The use of the Products and/or Services supplied by the Supplier is at the own risk of the Client. Supplier rejects any liability with regard to damage, directly or indirectly (including without limitations losses resulting from, special, indirect or additional damage, loss of business profits, hindrance of business operations, costs in order to prevent or establish damage, loss of business information, or other financial losses) which result from the use of or the inability to make use of the Product or the Service. If the court decides differently then any liability will in no case be higher than the price paid by the Client for the Product and/or Service.

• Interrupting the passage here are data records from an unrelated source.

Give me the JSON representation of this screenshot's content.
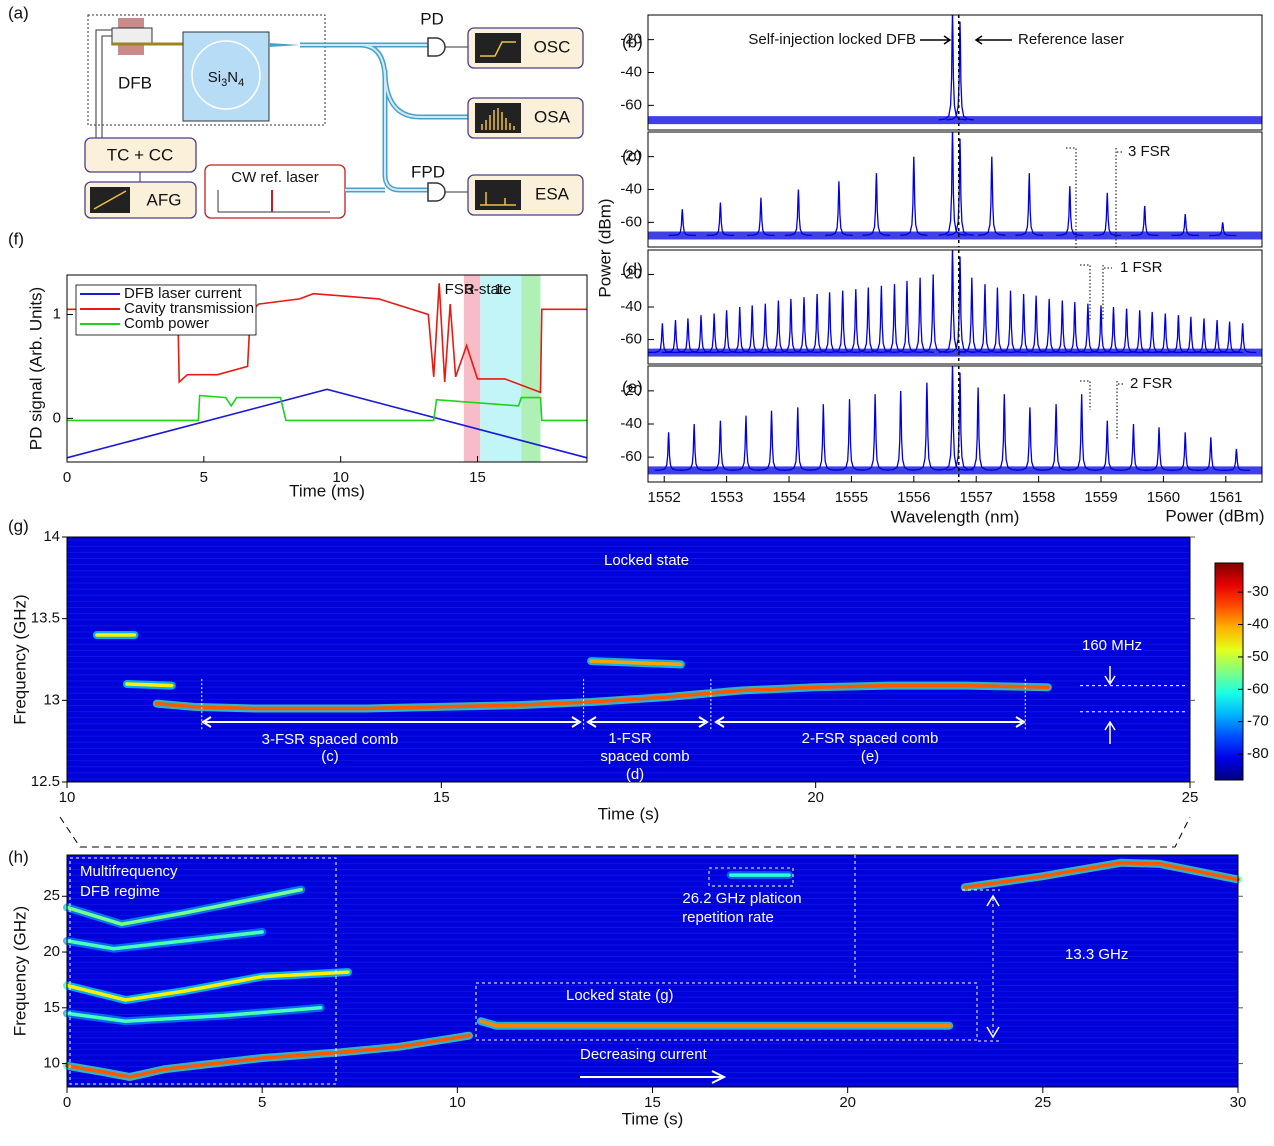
{
  "diagram": {
    "panel_label": "(a)",
    "dfb": "DFB",
    "chip": [
      "Si",
      "3",
      "N",
      "4"
    ],
    "controller": "TC + CC",
    "afg": "AFG",
    "ref_laser": "CW ref. laser",
    "pd": "PD",
    "osc": "OSC",
    "osa": "OSA",
    "fpd": "FPD",
    "esa": "ESA"
  },
  "chart_data": [
    {
      "type": "line",
      "panel_label": "(f)",
      "xlabel": "Time (ms)",
      "ylabel": "PD signal (Arb. Units)",
      "xlim": [
        0,
        19
      ],
      "ylim": [
        -0.42,
        1.38
      ],
      "xticks": [
        0,
        5,
        10,
        15
      ],
      "yticks": [
        0,
        1
      ],
      "legend": "upper-left",
      "regions": [
        {
          "x": [
            14.5,
            15.1
          ],
          "color": "#f7bcc8",
          "label": "3-"
        },
        {
          "x": [
            15.1,
            16.6
          ],
          "color": "#c2f5f8",
          "label": "1-"
        },
        {
          "x": [
            16.6,
            17.3
          ],
          "color": "#aef0b6"
        }
      ],
      "regions_caption": "FSR state",
      "series": [
        {
          "name": "DFB laser current",
          "color": "#1a1ad8",
          "x": [
            0,
            9.5,
            19
          ],
          "values": [
            -0.38,
            0.28,
            -0.38
          ]
        },
        {
          "name": "Cavity transmission",
          "color": "#e81a12",
          "x": [
            0,
            4.05,
            4.1,
            4.4,
            5.5,
            6.6,
            6.7,
            7.0,
            8.5,
            9.0,
            10.0,
            11.4,
            12.0,
            13.2,
            13.4,
            13.6,
            13.8,
            14.0,
            14.2,
            14.6,
            15.0,
            16.0,
            17.3,
            17.35,
            19
          ],
          "values": [
            1.05,
            1.05,
            0.35,
            0.42,
            0.42,
            0.5,
            1.02,
            1.1,
            1.15,
            1.2,
            1.18,
            1.15,
            1.1,
            1.0,
            0.4,
            1.3,
            0.35,
            1.1,
            0.4,
            0.7,
            0.38,
            0.38,
            0.25,
            1.05,
            1.05
          ]
        },
        {
          "name": "Comb power",
          "color": "#1ed21e",
          "x": [
            0,
            4.8,
            4.85,
            5.8,
            6.0,
            6.2,
            7.8,
            8.0,
            13.4,
            13.5,
            16.5,
            16.6,
            17.3,
            17.35,
            19
          ],
          "values": [
            -0.02,
            -0.02,
            0.22,
            0.2,
            0.12,
            0.2,
            0.2,
            -0.02,
            -0.02,
            0.18,
            0.12,
            0.2,
            0.2,
            -0.02,
            -0.02
          ]
        }
      ]
    },
    {
      "type": "spectrum",
      "panel_label": "(b)",
      "xlim": [
        1551.74,
        1561.58
      ],
      "ylim": [
        -75,
        -5
      ],
      "yticks": [
        -20,
        -40,
        -60
      ],
      "color": "#0000e0",
      "noise_floor": -69,
      "reference_line": 1556.72,
      "x": [
        1556.62,
        1556.74
      ],
      "values": [
        -3,
        -9
      ],
      "annotations": [
        "Self-injection locked DFB",
        "Reference laser"
      ]
    },
    {
      "type": "spectrum",
      "panel_label": "(c)",
      "ylabel": "Power (dBm)",
      "xlim": [
        1551.74,
        1561.58
      ],
      "ylim": [
        -75,
        -5
      ],
      "yticks": [
        -20,
        -40,
        -60
      ],
      "color": "#0000e0",
      "noise_floor": -68,
      "reference_line": 1556.72,
      "x": [
        1552.29,
        1552.9,
        1553.55,
        1554.15,
        1554.8,
        1555.4,
        1556.0,
        1556.62,
        1556.74,
        1557.25,
        1557.85,
        1558.5,
        1559.1,
        1559.7,
        1560.35,
        1560.95
      ],
      "values": [
        -52,
        -48,
        -45,
        -40,
        -35,
        -30,
        -20,
        -3,
        -9,
        -20,
        -30,
        -38,
        -42,
        -50,
        -55,
        -60
      ],
      "annotations": [
        "3 FSR"
      ]
    },
    {
      "type": "spectrum",
      "panel_label": "(d)",
      "xlim": [
        1551.74,
        1561.58
      ],
      "ylim": [
        -75,
        -5
      ],
      "yticks": [
        -20,
        -40,
        -60
      ],
      "color": "#0000e0",
      "noise_floor": -68,
      "reference_line": 1556.72,
      "x": [
        1551.97,
        1552.18,
        1552.38,
        1552.59,
        1552.8,
        1553.0,
        1553.21,
        1553.41,
        1553.62,
        1553.83,
        1554.03,
        1554.24,
        1554.45,
        1554.65,
        1554.86,
        1555.07,
        1555.27,
        1555.48,
        1555.69,
        1555.89,
        1556.1,
        1556.31,
        1556.62,
        1556.74,
        1556.93,
        1557.14,
        1557.34,
        1557.55,
        1557.76,
        1557.96,
        1558.17,
        1558.38,
        1558.58,
        1558.79,
        1559.0,
        1559.2,
        1559.41,
        1559.62,
        1559.82,
        1560.03,
        1560.24,
        1560.44,
        1560.65,
        1560.86,
        1561.06,
        1561.27
      ],
      "values": [
        -50,
        -48,
        -47,
        -45,
        -44,
        -42,
        -40,
        -39,
        -38,
        -36,
        -35,
        -34,
        -32,
        -31,
        -30,
        -29,
        -28,
        -27,
        -26,
        -24,
        -22,
        -20,
        -3,
        -9,
        -22,
        -26,
        -28,
        -30,
        -32,
        -33,
        -35,
        -36,
        -37,
        -38,
        -39,
        -40,
        -41,
        -42,
        -43,
        -44,
        -45,
        -46,
        -47,
        -48,
        -49,
        -50
      ],
      "annotations": [
        "1 FSR"
      ]
    },
    {
      "type": "spectrum",
      "panel_label": "(e)",
      "xlabel": "Wavelength (nm)",
      "xlim": [
        1551.74,
        1561.58
      ],
      "ylim": [
        -75,
        -5
      ],
      "yticks": [
        -20,
        -40,
        -60
      ],
      "xticks": [
        1552,
        1553,
        1554,
        1555,
        1556,
        1557,
        1558,
        1559,
        1560,
        1561
      ],
      "color": "#0000e0",
      "noise_floor": -68,
      "reference_line": 1556.72,
      "x": [
        1552.07,
        1552.48,
        1552.9,
        1553.31,
        1553.72,
        1554.14,
        1554.55,
        1554.97,
        1555.38,
        1555.79,
        1556.21,
        1556.62,
        1556.74,
        1557.03,
        1557.45,
        1557.86,
        1558.28,
        1558.69,
        1559.1,
        1559.52,
        1559.93,
        1560.35,
        1560.76,
        1561.17
      ],
      "values": [
        -45,
        -40,
        -38,
        -35,
        -32,
        -30,
        -28,
        -25,
        -22,
        -20,
        -15,
        -3,
        -9,
        -18,
        -22,
        -30,
        -28,
        -22,
        -38,
        -40,
        -42,
        -45,
        -48,
        -55
      ],
      "annotations": [
        "2 FSR"
      ]
    },
    {
      "type": "heatmap",
      "panel_label": "(g)",
      "xlabel": "Time (s)",
      "ylabel": "Frequency (GHz)",
      "xlim": [
        10,
        25
      ],
      "ylim": [
        12.5,
        14
      ],
      "xticks": [
        10,
        15,
        20,
        25
      ],
      "yticks": [
        14,
        13.5,
        13,
        12.5
      ],
      "background_level": -82,
      "clim": [
        -88,
        -21
      ],
      "colorbar_ticks": [
        -30,
        -40,
        -50,
        -60,
        -70,
        -80
      ],
      "colorbar_label": "Power (dBm)",
      "boundaries": [
        11.8,
        16.9,
        18.6,
        22.8
      ],
      "spacing_lines": [
        13.09,
        12.93
      ],
      "traces": [
        {
          "level": -35,
          "x": [
            11.2,
            11.7,
            12.5,
            14,
            16,
            17,
            18,
            19,
            20,
            21,
            22,
            23.1
          ],
          "values": [
            12.98,
            12.96,
            12.95,
            12.95,
            12.97,
            12.99,
            13.02,
            13.06,
            13.08,
            13.09,
            13.09,
            13.08
          ]
        },
        {
          "level": -45,
          "x": [
            10.4,
            10.9
          ],
          "values": [
            13.4,
            13.4
          ]
        },
        {
          "level": -45,
          "x": [
            10.8,
            11.4
          ],
          "values": [
            13.1,
            13.09
          ]
        },
        {
          "level": -40,
          "x": [
            17.0,
            18.2
          ],
          "values": [
            13.24,
            13.22
          ]
        }
      ],
      "annotations": [
        "Locked state",
        "160 MHz",
        "3-FSR spaced comb",
        "(c)",
        "1-FSR",
        "spaced comb",
        "(d)",
        "2-FSR spaced comb",
        "(e)"
      ]
    },
    {
      "type": "heatmap",
      "panel_label": "(h)",
      "xlabel": "Time (s)",
      "ylabel": "Frequency (GHz)",
      "xlim": [
        0,
        30
      ],
      "ylim": [
        7.9,
        28.7
      ],
      "xticks": [
        0,
        5,
        10,
        15,
        20,
        25,
        30
      ],
      "yticks": [
        10,
        15,
        20,
        25
      ],
      "background_level": -82,
      "clim": [
        -88,
        -21
      ],
      "traces": [
        {
          "level": -35,
          "x": [
            0,
            1,
            1.6,
            2.5,
            5,
            7,
            8.5,
            10.3
          ],
          "values": [
            9.8,
            9.2,
            8.8,
            9.5,
            10.5,
            11,
            11.5,
            12.5
          ]
        },
        {
          "level": -38,
          "x": [
            10.6,
            11,
            15,
            20,
            22.6
          ],
          "values": [
            13.8,
            13.4,
            13.4,
            13.4,
            13.4
          ]
        },
        {
          "level": -35,
          "x": [
            23,
            25,
            27,
            28,
            30
          ],
          "values": [
            25.8,
            26.8,
            28,
            27.9,
            26.5
          ]
        },
        {
          "level": -45,
          "x": [
            0,
            1.5,
            3,
            5,
            7.2
          ],
          "values": [
            17,
            15.7,
            16.5,
            17.8,
            18.2
          ]
        },
        {
          "level": -55,
          "x": [
            0,
            1.4,
            3,
            6
          ],
          "values": [
            24,
            22.5,
            23.5,
            25.6
          ]
        },
        {
          "level": -58,
          "x": [
            0,
            1.2,
            3,
            5
          ],
          "values": [
            21,
            20.3,
            21,
            21.8
          ]
        },
        {
          "level": -58,
          "x": [
            0,
            1.5,
            4,
            6.5
          ],
          "values": [
            14.5,
            13.8,
            14.3,
            15
          ]
        },
        {
          "level": -60,
          "x": [
            17,
            18.5
          ],
          "values": [
            26.9,
            26.9
          ]
        }
      ],
      "annotations": [
        "Multifrequency",
        "DFB regime",
        "26.2 GHz platicon",
        "repetition rate",
        "13.3 GHz",
        "Locked state (g)",
        "Decreasing current"
      ]
    }
  ]
}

Client indemnifies Supplier against claims from third parties regarding remuneration of damage that those third parties could claim on Supplier in any which way. Supplier is not responsible for the contents of the information made available by the Client by means of the Product and/or the Service(s).

7.3 Force Majeure

The Supplier cannot be obliged to comply with the obligations towards the Client if the Supplier is hampered at that as a result of circumstances that can not be attributed to the Supplier or that are imposed on the Supplier by the Law. If Force Majeure is concerned, Supplier shall inform Client on this as soon as possible.

Circumstances that are understood to mean Force Majeure include but are not limited to: severe illness, strikes, exclusions, government measures, extreme weather conditions and natural disasters, disruptions and delays in the supply of goods and materials, the non-compliance with obligations by suppliers, sub-contractors, or service providers of Supplier, or interruptions/disruptions of the gas, electricity, telephone, or internet networks. These conditions also include any event or modification as a result of which the compliance with the Agreement has become so problematic and/or costly compared to the moment that the Agreement was entered into, that compliance can no longer be expected from Supplier within reason, such to the judgment of Supplier. In the latter case, the Supplier shall immediately contact the Client in order to hold consultations on a possible prolongation of the Agreement, whilst adapting to the modified circumstances.

During the period of Force Majeure, Supplier is not obliged to comply with the arrangements resulting from the Agreement. If the period of Force Majeure lasts longer than the time duration as specified in the Agreement then the Client is entitled to annul the Agreement in accordance with Article 6. The Client is thereby not entitled to remuneration of costs and/or damage in any form whatsoever from the Supplier. The right to annul the Agreement lapses as soon as the situation of Force Majeure has been lifted and the Client has not yet made use of this right of annulment.

8 Intellectual Property and Applicable Law

8.1 Intellectual property

Supplier has and maintains the full intellectual property on all materials and works that are manufactured within the framework of an Agreement with Client, unless otherwise agreed in writing in advance.

Supplier retains the right to use increased knowledge acquired during the execution of the activities performed within the framework of an Agreement for other purposes, with the exception of confidential information of Client.

Client indemnifies Supplier against liability with regard to the intellectual property of all materials and works made available by Client.

8.2 Dutch Law

Dutch Law exclusively governs these General Terms & Conditions and any Agreement between Client and Supplier.

All disputes with regard to, resulting from, or otherwise related to these General Terms & Conditions and any Agreement between Client and Supplier shall be presented to the competent Dutch judge in the place of establishment of Supplier.